Oculus Rift developer and 3D video expert Oliver Kreylos, has this week revealed some new footage of a system he has created using the Oculus Rift virtual reality headset combined with three Microsoft first-generation Kinect motion sensors.
The awesome virtual reality system he has created enables him to transplant his whole body into the virtual reality room allowing the Kinect devices to each create one-third of his body.
As you can see from the video’s the resolution of the transplanted body is not quite complete and is very rough around the edges however as the camera technology within the Kinect devices improves this will be eradicated, providing an awesome virtual reality environment into which users can be placed.
The system works so well even at a low resolutions Kreylos explains even though his limbs are rendered a little fuzzy, it felt as though his body parts were actually in the virtual reality room.
“Now, one of the things that always echos right back when I bring up Kinect and VR is latency, or rather, that the Kinect’s latency is too high to be useful for VR. Well, we need to be careful here, and distinguish between the latency of the skeletal reconstruction algorithm that’s used by the Xbox and that’s deservedly knocked for being too slow, and the latency of raw depth and color video received from the Kinect.
In my applications I’m using the latter, and while I still haven’t managed to properly measure the end-to-end latency of the Kinect in “raw” mode, it appears to be much lower than that of skeletal reconstruction. Which makes sense, because skeletal reconstruction is a very involved process that runs on the general-purpose Xbox processors, whereas raw depth image creation runs on the Kinect itself, in dedicated custom silicon.”

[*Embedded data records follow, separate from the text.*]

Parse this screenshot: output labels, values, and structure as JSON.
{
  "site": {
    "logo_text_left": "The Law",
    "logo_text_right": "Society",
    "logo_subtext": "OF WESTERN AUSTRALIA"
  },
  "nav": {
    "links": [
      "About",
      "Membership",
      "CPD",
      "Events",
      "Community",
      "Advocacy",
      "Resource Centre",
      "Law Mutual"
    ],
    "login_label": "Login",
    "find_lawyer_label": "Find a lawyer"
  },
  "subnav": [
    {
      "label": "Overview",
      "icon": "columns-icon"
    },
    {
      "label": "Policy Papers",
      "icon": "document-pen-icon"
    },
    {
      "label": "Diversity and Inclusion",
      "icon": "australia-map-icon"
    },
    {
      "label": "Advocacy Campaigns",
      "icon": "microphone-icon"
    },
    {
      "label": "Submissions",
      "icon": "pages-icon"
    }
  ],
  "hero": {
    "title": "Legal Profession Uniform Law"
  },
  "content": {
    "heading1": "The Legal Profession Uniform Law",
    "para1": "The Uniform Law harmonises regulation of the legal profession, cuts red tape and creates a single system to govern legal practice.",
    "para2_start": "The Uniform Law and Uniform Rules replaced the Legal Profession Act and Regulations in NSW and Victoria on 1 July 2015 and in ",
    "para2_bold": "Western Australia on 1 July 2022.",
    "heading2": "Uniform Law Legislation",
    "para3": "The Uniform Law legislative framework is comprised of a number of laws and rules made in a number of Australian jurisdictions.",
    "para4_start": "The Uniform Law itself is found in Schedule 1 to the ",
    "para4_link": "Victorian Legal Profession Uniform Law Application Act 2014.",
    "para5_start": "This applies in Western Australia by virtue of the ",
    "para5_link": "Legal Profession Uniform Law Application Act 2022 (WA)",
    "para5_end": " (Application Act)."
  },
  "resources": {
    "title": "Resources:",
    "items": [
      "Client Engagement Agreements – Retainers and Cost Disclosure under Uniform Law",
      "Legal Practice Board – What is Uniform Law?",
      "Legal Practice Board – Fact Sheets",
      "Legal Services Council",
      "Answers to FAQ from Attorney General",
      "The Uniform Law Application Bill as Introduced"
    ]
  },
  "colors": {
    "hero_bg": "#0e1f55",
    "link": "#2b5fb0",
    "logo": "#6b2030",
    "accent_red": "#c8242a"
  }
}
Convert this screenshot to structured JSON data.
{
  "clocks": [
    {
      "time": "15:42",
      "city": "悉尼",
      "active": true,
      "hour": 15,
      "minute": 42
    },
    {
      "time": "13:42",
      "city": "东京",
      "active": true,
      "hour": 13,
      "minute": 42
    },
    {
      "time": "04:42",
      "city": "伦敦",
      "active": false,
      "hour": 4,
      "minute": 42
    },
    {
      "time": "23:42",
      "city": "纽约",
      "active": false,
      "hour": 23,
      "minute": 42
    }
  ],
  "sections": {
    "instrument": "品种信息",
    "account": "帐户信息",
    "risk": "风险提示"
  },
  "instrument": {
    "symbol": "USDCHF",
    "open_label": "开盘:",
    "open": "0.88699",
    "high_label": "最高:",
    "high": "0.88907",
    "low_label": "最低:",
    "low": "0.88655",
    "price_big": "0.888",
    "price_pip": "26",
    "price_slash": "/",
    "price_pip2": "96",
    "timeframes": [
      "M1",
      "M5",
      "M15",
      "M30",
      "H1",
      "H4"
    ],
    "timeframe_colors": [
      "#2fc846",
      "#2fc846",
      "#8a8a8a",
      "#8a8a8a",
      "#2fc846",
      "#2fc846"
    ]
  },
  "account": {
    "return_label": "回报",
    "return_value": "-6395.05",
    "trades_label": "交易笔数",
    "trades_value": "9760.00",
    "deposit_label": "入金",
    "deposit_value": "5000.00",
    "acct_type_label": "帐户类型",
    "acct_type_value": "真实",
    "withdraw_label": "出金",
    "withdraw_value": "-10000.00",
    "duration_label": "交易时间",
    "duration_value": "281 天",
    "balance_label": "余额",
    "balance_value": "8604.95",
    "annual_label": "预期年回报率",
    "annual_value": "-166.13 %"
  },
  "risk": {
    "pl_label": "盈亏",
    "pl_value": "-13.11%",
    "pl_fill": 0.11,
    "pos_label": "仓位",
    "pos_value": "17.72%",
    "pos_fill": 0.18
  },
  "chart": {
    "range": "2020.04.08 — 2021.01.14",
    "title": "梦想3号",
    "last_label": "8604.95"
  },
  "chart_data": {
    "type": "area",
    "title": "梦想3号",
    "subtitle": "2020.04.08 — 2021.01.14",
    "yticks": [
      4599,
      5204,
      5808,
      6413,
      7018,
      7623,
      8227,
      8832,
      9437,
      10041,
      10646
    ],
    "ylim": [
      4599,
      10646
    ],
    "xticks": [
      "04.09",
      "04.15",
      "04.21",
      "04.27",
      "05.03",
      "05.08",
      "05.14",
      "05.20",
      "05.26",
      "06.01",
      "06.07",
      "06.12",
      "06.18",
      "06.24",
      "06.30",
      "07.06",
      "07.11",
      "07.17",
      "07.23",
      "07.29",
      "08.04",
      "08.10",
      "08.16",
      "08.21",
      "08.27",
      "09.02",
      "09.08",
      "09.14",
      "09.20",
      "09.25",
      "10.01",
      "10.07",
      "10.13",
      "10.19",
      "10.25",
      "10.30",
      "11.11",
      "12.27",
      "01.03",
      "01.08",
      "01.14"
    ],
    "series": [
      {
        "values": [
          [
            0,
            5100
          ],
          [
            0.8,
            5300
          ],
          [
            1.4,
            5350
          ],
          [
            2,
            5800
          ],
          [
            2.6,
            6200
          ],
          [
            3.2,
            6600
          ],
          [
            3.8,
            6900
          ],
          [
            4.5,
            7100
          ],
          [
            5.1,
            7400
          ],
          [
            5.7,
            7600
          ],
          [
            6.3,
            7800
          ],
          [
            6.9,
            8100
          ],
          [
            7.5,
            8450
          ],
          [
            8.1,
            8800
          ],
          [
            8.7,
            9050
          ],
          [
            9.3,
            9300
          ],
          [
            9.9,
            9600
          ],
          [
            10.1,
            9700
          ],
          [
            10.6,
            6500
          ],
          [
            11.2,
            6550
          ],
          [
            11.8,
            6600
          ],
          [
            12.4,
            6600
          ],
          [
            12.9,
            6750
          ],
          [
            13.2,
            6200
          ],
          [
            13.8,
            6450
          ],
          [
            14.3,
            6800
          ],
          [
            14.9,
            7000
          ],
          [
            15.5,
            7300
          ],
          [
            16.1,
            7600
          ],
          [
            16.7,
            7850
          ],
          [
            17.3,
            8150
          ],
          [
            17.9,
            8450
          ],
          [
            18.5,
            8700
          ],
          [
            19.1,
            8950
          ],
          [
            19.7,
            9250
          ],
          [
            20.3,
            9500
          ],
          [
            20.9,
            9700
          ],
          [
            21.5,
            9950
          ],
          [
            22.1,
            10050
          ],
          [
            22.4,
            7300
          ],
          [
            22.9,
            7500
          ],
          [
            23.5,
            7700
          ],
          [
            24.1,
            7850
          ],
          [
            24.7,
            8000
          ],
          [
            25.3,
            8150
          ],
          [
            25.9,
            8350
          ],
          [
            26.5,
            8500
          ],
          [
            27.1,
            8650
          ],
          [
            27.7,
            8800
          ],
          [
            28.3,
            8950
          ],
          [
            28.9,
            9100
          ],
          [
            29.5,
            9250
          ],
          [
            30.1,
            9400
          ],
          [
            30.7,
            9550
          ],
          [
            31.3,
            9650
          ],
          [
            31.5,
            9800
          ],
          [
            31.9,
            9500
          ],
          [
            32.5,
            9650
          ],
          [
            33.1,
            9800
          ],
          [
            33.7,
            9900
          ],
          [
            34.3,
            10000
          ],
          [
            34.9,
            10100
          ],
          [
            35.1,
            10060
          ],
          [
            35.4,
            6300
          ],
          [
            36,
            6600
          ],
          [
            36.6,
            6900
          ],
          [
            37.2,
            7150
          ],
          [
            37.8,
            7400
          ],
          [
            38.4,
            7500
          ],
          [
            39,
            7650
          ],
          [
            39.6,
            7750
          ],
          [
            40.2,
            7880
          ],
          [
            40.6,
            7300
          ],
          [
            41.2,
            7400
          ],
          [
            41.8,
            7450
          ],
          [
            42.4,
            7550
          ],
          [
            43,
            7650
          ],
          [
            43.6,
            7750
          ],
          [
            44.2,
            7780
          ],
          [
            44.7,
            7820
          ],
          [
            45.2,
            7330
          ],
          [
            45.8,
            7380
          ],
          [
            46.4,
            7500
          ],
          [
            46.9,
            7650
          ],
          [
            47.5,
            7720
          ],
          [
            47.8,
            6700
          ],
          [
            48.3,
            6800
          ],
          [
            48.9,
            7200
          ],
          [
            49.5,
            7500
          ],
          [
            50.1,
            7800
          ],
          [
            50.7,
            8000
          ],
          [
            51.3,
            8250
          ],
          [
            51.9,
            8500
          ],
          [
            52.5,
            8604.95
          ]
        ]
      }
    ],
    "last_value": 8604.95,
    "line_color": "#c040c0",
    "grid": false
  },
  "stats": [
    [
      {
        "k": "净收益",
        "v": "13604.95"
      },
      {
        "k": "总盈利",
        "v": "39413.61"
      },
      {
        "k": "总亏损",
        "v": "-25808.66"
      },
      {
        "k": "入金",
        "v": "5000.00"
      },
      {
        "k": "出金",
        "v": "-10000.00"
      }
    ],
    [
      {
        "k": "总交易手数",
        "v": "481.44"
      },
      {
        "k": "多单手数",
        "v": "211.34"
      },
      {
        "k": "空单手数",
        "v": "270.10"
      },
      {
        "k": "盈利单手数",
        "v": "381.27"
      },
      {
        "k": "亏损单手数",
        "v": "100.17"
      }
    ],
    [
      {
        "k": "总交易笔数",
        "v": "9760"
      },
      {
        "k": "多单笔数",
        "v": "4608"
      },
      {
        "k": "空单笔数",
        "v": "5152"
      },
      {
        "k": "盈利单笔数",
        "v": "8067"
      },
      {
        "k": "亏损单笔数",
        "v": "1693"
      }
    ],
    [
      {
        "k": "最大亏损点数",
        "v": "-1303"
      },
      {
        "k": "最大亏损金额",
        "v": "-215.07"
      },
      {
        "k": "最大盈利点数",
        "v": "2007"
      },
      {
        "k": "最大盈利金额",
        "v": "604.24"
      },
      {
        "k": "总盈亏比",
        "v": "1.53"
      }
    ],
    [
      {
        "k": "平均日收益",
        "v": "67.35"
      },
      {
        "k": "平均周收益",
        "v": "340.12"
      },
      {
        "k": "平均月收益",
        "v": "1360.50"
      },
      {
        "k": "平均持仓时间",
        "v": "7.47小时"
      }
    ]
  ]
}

“The bottom line is that, at least to me and everybody else who has tried my system, latency of the 3D video is either not noticeable, or not a problem. Even when waving my hands directly in front of my face, they feel completely like my hands, and whatever latency is there does not lead to a disconnect. Based on several other observations we have made, such as the thing about swiveling in a chair I point out in the video, make me believe that 3D video, fuzziness and artifacts and all, creates a strong sense ofpresence in one’s own body.”